Bu tarz oyuncular bulmak artık Türk futbolunda çok zor. Onun tarzına en çok
yaklaşan futbolcu Gökhan İnler. Selçuk İnan, Hamit, Nuri, Arda, Mehmet Topal ve
nice örnekler onun stiliyle alakasız örneklerdir. Emre özellikleriyle bulunmaz
bir futbolcuydu. Ancak yetenekleriyle ters orantılı olarak da istikrarsızdı.
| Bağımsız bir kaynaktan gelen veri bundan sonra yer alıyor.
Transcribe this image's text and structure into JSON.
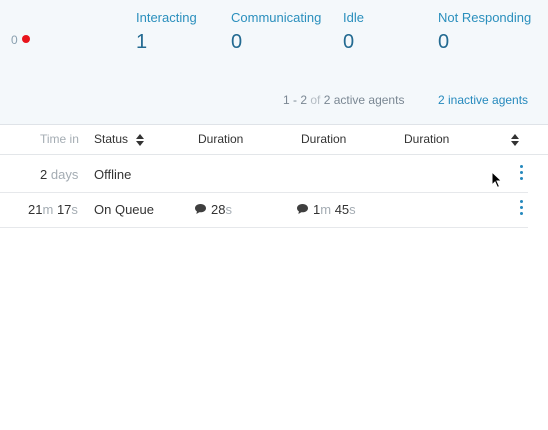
{
  "summary": {
    "offline_count": "0",
    "stats": [
      {
        "label": "Interacting",
        "value": "1"
      },
      {
        "label": "Communicating",
        "value": "0"
      },
      {
        "label": "Idle",
        "value": "0"
      },
      {
        "label": "Not Responding",
        "value": "0"
      }
    ],
    "paging": {
      "range": "1 - 2",
      "of": "of",
      "total": "2 active agents"
    },
    "inactive_link": "2 inactive agents"
  },
  "table": {
    "headers": {
      "time_in": "Time in",
      "status": "Status",
      "duration1": "Duration",
      "duration2": "Duration",
      "duration3": "Duration"
    },
    "rows": [
      {
        "time_in_value": "2",
        "time_in_unit": "days",
        "status": "Offline"
      },
      {
        "time_in_a": "21",
        "time_in_a_unit": "m",
        "time_in_b": "17",
        "time_in_b_unit": "s",
        "status": "On Queue",
        "dur1_value": "28",
        "dur1_unit": "s",
        "dur2_a": "1",
        "dur2_a_unit": "m",
        "dur2_b": "45",
        "dur2_b_unit": "s"
      }
    ]
  },
  "colors": {
    "accent": "#2589bd",
    "value": "#236a91",
    "alert": "#e8141c"
  }
}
Sakatlıkları, cezaları ve gündemden düşmemesiyle Fenerbahçe’yi çok fazlaca
yalnız bıraktı geçen sezon. Aykut Kocaman’ın kararına saygı duyuyorum. Zaten bu
psikolojik ve mental etkenler istediği gibi olsaydı Aykut Kocaman eminim ki
Emre’yi göndermezdi. Emre’nin gidişinin büyük sorunlar yaratabileceğini
düşünmek saçma geliyor bana. Aykut Kocaman, kafasındaki taktiğe uygun
oyuncuları bulduğu vakit zaten Emre’nin eksikliği aranmayacaktır. Dia
gönderildi. Bana göre istikrarı sağlayamayan diğer yeteneklerden. Stoch’a göre
çok daha fazla faydalı olabileceğini düşünüyorum. Ancak istikrarı bir türlü
yakalayamadı. Gönderilmesi doğru karar. Takımda oynamadıktan sonra yeteneğinin
pek de bir önemi yok. Ziegler ise önemli bir futbolcuydu. Andre Santos gibi
hücum gücü olmasa da defansta gayet iyi bir sezon çıkardı. Ancak yabancı
sınırına takılarak gönderildi. Fenerbahçe için büyük bir kayıp olup olmadığı
Hasan Ali Kaldırım’ın performansına göre yorumlanabilir. Şu an için yokluğunu
hissettirmedi Hasan Ali.
Ziegler konusu açılmışken Hasan Ali Kaldırımdan bahsetmek
lazım. Hasan Ali Kaldırım defansı çok iyi. Sol bek ne yapar çok iyi biliyor.
Defans konusunda anormal hamleler, ters kademeler görmedik ancak zamanla bu
konuda da kendisini göstereceğini düşünüyorum. Hücum gücü bana göre Ziegler’den
biraz daha iyi. Oynanan maçlarda bunu çok göremedik ancak bunun sebebi bence
önünde oynayan oyuncunun kim olduğudur. Stoch ile oynadığında hücum gücü
zayıflıyor ve genelde maçların ikinci yarılarında Caner oyuna girdiğinde
hücumda sorumluluk alıyor. Stoch’un biraz daha bencil oyunu onu etkiliyor.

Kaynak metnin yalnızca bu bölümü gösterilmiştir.